I want to prove that $\gcd(a,bc)$ divides $\gcd(a,b)\gcd(a,c)$ but I can't succeed.
I tried to go with $\gcd(a,b) = sa+tb$ and it didn't work, tried to use the fact that $\gcd(a,b)$ and $\gcd (a,c)$ divide $\gcd (a,bc)$ but got stuck again. please help.
On
$$(\gcd(a,b)\cdot\gcd(a,c))\mathbb Z= \gcd(a,b)\mathbb Z\cdot\gcd(a,c)\mathbb Z=(a\mathbb Z+b\mathbb Z)\cdot(a\mathbb Z+c\mathbb Z)\subseteq a^2\mathbb Z+ac\mathbb Z+ab\mathbb Z+bc\mathbb Z\subseteq a\mathbb Z+bc\mathbb Z=\gcd(a,bc)\mathbb Z\Rightarrow\gcd(a,bc)\mid\gcd(a,b)\cdot\gcd(a,c).$$
Edit. The property holds for $a,b,c\in R$ with $R$ a GCD domain.
Let $d=(a,b)$ and $e=(a,c)$. Then $a=da_1$, $b=db_1$ with $(a_1,b_1)=1$, and $a=ea_2$, $c=ec_2$ with $(a_2,c_2)=1$. We have to show that $(a,bc)=(da_1,db_1c)=d(a_1,b_1c)\mid de$, that is, $(a_1,b_1c)\mid e$. Set $f=(a_1,b_1c)$. Since $f\mid a_1$ and $(a_1,b_1)=1$ we have $(f,b_1)=1$. Then $f\mid c$ and $f\mid a$, so $f\mid e$.
On
Let $p_i$ be the $i$-th prime. For any positive integer $n$, denote by $[n]_i$ or $n_i$ the exponent of $p_i$ in the prime factorization of $n$, i.e.

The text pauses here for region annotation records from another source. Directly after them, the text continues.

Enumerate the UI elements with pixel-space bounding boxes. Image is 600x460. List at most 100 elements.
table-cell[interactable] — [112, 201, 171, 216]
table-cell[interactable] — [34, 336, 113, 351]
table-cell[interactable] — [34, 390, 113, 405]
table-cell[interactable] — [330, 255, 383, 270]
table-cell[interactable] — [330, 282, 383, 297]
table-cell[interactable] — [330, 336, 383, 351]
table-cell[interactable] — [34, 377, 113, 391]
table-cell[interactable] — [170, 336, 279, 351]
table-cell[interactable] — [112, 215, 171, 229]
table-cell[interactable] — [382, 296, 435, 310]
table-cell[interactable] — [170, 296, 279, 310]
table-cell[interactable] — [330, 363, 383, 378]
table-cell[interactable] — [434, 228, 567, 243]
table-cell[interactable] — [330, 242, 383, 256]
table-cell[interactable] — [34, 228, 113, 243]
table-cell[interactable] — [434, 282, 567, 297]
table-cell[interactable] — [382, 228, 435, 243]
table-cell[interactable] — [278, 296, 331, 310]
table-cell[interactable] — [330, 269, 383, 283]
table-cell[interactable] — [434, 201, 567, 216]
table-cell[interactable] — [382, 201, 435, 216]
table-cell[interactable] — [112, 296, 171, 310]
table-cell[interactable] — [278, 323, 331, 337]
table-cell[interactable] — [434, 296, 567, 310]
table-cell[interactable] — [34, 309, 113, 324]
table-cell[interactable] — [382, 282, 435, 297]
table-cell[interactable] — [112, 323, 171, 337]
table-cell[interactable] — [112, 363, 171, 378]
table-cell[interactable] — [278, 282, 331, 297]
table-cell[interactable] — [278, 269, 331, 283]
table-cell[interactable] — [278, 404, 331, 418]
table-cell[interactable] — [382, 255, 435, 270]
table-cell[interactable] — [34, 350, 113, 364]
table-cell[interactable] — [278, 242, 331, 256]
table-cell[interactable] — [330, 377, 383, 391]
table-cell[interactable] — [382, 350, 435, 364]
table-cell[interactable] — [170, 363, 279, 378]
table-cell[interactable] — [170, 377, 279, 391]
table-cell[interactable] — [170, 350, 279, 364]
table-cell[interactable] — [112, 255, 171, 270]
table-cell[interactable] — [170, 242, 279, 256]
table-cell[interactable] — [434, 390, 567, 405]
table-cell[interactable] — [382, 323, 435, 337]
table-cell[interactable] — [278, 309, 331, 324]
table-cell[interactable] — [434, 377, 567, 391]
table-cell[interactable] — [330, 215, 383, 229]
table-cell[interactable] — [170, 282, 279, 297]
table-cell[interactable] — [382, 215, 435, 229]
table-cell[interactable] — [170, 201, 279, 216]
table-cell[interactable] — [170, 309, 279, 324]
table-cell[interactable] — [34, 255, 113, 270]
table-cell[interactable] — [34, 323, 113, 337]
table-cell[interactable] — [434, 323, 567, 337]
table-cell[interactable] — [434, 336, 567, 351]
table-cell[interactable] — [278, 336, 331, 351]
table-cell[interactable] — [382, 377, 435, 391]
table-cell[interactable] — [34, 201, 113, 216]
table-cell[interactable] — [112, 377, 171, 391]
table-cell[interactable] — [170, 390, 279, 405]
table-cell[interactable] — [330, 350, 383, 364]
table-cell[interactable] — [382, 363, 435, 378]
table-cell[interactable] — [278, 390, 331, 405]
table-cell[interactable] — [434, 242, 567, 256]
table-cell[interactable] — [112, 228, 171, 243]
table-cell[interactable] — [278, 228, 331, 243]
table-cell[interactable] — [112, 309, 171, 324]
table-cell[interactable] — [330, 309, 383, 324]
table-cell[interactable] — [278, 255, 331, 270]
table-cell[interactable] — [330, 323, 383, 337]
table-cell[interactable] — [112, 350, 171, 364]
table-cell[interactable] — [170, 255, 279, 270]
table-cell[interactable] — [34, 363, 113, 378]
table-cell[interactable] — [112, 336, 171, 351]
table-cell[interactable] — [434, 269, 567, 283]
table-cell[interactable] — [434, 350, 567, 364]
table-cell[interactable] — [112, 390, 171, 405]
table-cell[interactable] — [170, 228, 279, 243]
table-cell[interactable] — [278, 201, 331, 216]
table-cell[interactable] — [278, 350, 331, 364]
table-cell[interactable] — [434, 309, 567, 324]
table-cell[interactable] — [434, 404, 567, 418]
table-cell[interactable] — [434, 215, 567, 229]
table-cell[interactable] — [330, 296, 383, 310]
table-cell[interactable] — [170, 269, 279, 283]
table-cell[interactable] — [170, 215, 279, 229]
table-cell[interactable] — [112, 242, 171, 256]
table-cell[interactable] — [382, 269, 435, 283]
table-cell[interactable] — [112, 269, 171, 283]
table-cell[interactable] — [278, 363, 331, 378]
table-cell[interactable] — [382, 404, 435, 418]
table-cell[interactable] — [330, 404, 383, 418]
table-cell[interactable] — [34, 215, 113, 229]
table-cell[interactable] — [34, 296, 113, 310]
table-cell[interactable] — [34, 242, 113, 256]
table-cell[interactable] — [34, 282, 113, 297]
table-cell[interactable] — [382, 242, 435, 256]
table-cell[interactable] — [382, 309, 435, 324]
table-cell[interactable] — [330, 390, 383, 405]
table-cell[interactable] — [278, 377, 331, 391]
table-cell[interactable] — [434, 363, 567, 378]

$$n=p_1^{n_1}p_2^{n_2}\cdots.$$
Let $i>0$. We have: $$ \begin{align*} [\gcd(a,b)]_i &=\min(a_i,b_i) \\ [\gcd(a,c)]_i &=\min(a_i,c_i) \\ [\gcd(a,bc)]_i &=\min(a_i,b_i+c_i) \end{align*} $$ Also, $$ \min(a_i,b_i+c_i)\le \min(a_i,b_i) + \min(a_i,c_i). $$ This can be seen by noting that $\min(a_i,b_i) + \min(a_i,c_i)\in\{2a_i,a_i+b_i,a_i+c_i,b_i+c_i\}$, where each possible value is no less than either $a_i$ or $b_i+c_i$ because $a_i,b_i,c_i\ge 0$. Thus, $[\gcd(a,bc)]_i\le [\gcd(a,b)]_i+[\gcd(a,c)]_i$, which translates to $\gcd(a,bc)\mid\gcd(a,b)\gcd(a,c)$.
Let $d=\gcd(a,bc)$ and $d_1=\gcd(a,b) $ and $d_2=\gcd(a,c)$. Then there exits $ s_1, s_2,t_1, \text{ and } t_2 \in \mathbb{Z}$ such that $$ d_1=s_1 a+t_1b$$ and $$d_2= s_2a+t_2 c $$then $$ d_1d_2 = s_1s_2 a^2 +s_1 t_2ac +t_1 s_2 ba + t_1 t_2 bc$$ but $d\mid a $ and $d\mid bc$ so $d\mid a^2$, $d\mid ac$, $d\mid ba$ and $d\mid bc$. Hence $d \mid d_1d_2$.